Drift is also something of a pun, I think: ice-drifting off a road ('cars lost in the drift'), and a possible reference to a snowdrift (a big solid mound of snow). They both have the same Germanic root word.
So then, all these years later, Don't Drive On Ice comes along and we're back on an icy road, we're once again driving in a way that sends us underwater, and we're once again confusing waving for drowning - a notion Eldritch has discussed in relation to the Floods previously (and which may or may not refer to Cohen, in turn). Aside from the fact that this time around, the car accident has caused a long, slow pileup (and what a delightful word 'carambolage' is - there's a cool artsy French punk band called Carambolage, if you're interested), what stands out to me about Don't Drive On Ice is that it once again details a fragmented, elliptical set of observations from the perspective of a person who has become trapped underwater after driving on an icy road.
We know who the real-life counterparts of the people in the song likely are, based on Eldritch's comments, but that probably doesn't matter here because I wouldn't swear to the idea that Don't Drive On Ice refers to the same people, time or events. But there is something tying the songs together.
I don't suppose I'm pointing out anything which has gone unnoticed, but what do you think? Is this just Eldritch writing according to a lyrical preoccupation, are the songs connected in some other way, or could it even just be that they're repurposed lyrics from the time Driven was written (we know that Eyes Of Caligula has old lyrics, so it's not without precedent in the Dylan-era songs).
I think it's stating the obvious to say that water runs through a lot of Eldritch's work, often in naval and nautical contexts, but the motif of being trapped underwater comes through again and again too. As early as Marian, we're hearing about people who can't or won't get out from under the water.
And while Floodland is, bear with me, flooded with water imagery throughout, Driven Like The Snow obliquely describes a car through a white curtain of snow, followed by a description of what one encounters underwater as the 'ice gets harder overhead'. And that happens to comprise cars, people and cares which were lost in the drift.
I'm not sure if the protagonist in Drivewn has gone offroad and into the water, or whether they have willfully exited the vehicle and entered the water, but it seems to describe a car on an icy night, and, latterly, at least one person underwater as the surface freezes solid.
Drift is also something of a pun, I think: ice-drifting off a road ('cars lost in the drift'), and a possible reference to a snowdrift (a big solid mound of snow). They both have the same Germanic root word.

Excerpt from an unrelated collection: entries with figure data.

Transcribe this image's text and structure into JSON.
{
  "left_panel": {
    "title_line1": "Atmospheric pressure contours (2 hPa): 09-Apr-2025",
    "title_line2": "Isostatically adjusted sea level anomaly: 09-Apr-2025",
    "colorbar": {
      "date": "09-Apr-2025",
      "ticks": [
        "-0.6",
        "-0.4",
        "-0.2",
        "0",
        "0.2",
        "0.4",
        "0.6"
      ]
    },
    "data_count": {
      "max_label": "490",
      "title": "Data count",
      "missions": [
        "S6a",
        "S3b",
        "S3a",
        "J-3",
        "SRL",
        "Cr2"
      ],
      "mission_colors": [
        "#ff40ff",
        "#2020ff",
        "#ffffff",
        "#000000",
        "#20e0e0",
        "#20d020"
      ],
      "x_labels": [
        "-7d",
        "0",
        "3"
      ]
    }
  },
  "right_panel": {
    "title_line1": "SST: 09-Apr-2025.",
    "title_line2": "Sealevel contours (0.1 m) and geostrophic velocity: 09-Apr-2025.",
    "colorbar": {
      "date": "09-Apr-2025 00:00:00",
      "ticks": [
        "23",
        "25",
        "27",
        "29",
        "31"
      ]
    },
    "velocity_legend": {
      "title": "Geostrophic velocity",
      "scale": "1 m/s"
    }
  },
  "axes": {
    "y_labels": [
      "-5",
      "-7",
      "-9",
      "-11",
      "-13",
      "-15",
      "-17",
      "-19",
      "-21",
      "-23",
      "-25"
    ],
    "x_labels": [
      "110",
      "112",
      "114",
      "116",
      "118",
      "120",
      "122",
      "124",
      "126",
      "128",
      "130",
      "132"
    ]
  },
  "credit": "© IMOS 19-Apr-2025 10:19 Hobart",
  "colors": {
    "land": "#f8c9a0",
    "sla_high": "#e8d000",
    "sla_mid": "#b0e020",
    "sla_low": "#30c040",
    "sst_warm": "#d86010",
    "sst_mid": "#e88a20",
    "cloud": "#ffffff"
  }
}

So then, all these years later, Don't Drive On Ice comes along and we're back on an icy road, we're once again driving in a way that sends us underwater, and we're once again confusing waving for drowning - a notion Eldritch has discussed in relation to the Floods previously (and which may or may not refer to Cohen, in turn). Aside from the fact that this time around, the car accident has caused a long, slow pileup (and what a delightful word 'carambolage' is - there's a cool artsy French punk band called Carambolage, if you're interested), what stands out to me about Don't Drive On Ice is that it once again details a fragmented, elliptical set of observations from the perspective of a person who has become trapped underwater after driving on an icy road.
We know who the real-life counterparts of the people in the song likely are, based on Eldritch's comments, but that probably doesn't matter here because I wouldn't swear to the idea that Don't Drive On Ice refers to the same people, time or events. But there is something tying the songs together.
I don't suppose I'm pointing out anything which has gone unnoticed, but what do you think? Is this just Eldritch writing according to a lyrical preoccupation, are the songs connected in some other way, or could it even just be that they're repurposed lyrics from the time Driven was written (we know that Eyes Of Caligula has old lyrics, so it's not without precedent in the Dylan-era songs).